Verification and Testing
Source Validation
Always verify your source definitions before running full calculations. Use short runs with VOID cards to check particle starting positions and energies. MCNP's Print Table 110 shows source sampling statistics.
c Test source with void transport
VOID $ No transport, just source sampling
SDEF PAR=n POS=d1 ERG=d2
SI1 L 0 0 0 10 0 0 0 10 0 $ Test positions
SP1 D 0.5 0.3 0.2 $ Probability weights
SI2 H 1.0 2.0 4.0 $ Energy bins
SP2 D 0.3 0.5 0.2 $ Energy probabilities
c Check with mesh tally
FMESH4:n GEOM=xyz ORIGIN=-20 -20 -20
IMESH=20 IINTS=20 JMESH=20 JINTS=20
KMESH=20 KINTS=20The VOID card stops transport after source sampling, letting you verify distributions. Mesh tallies can visualize source spatial distributions.

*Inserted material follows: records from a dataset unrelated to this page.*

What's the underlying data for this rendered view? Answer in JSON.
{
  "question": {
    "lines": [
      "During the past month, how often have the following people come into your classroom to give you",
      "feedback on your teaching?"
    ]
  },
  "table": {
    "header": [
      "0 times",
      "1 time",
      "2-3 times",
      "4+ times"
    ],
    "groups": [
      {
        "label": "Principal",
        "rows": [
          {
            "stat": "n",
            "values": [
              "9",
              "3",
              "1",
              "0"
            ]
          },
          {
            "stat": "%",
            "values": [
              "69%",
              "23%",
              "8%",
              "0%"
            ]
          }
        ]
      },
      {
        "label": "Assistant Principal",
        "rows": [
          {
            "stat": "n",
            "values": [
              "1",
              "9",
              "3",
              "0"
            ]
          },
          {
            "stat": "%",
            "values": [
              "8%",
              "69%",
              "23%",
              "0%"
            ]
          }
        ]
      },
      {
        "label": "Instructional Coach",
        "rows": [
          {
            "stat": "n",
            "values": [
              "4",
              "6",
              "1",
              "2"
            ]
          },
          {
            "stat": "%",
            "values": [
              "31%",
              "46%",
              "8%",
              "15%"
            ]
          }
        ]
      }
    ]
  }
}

Always check that rejection rates are reasonable and distributions match expectations.
Common Source Mistakes
Verify that source positions are inside valid cells - MCNP rejects particles starting in void. Check that probability distributions sum to 1.0 and use appropriate sampling schemes (uniform area vs. uniform volume).
For efficiency, avoid sources with high rejection rates. Use cell-based rejection (CEL parameter) or carefully design distributions to match your geometry. Document all distribution parameters for reproducibility.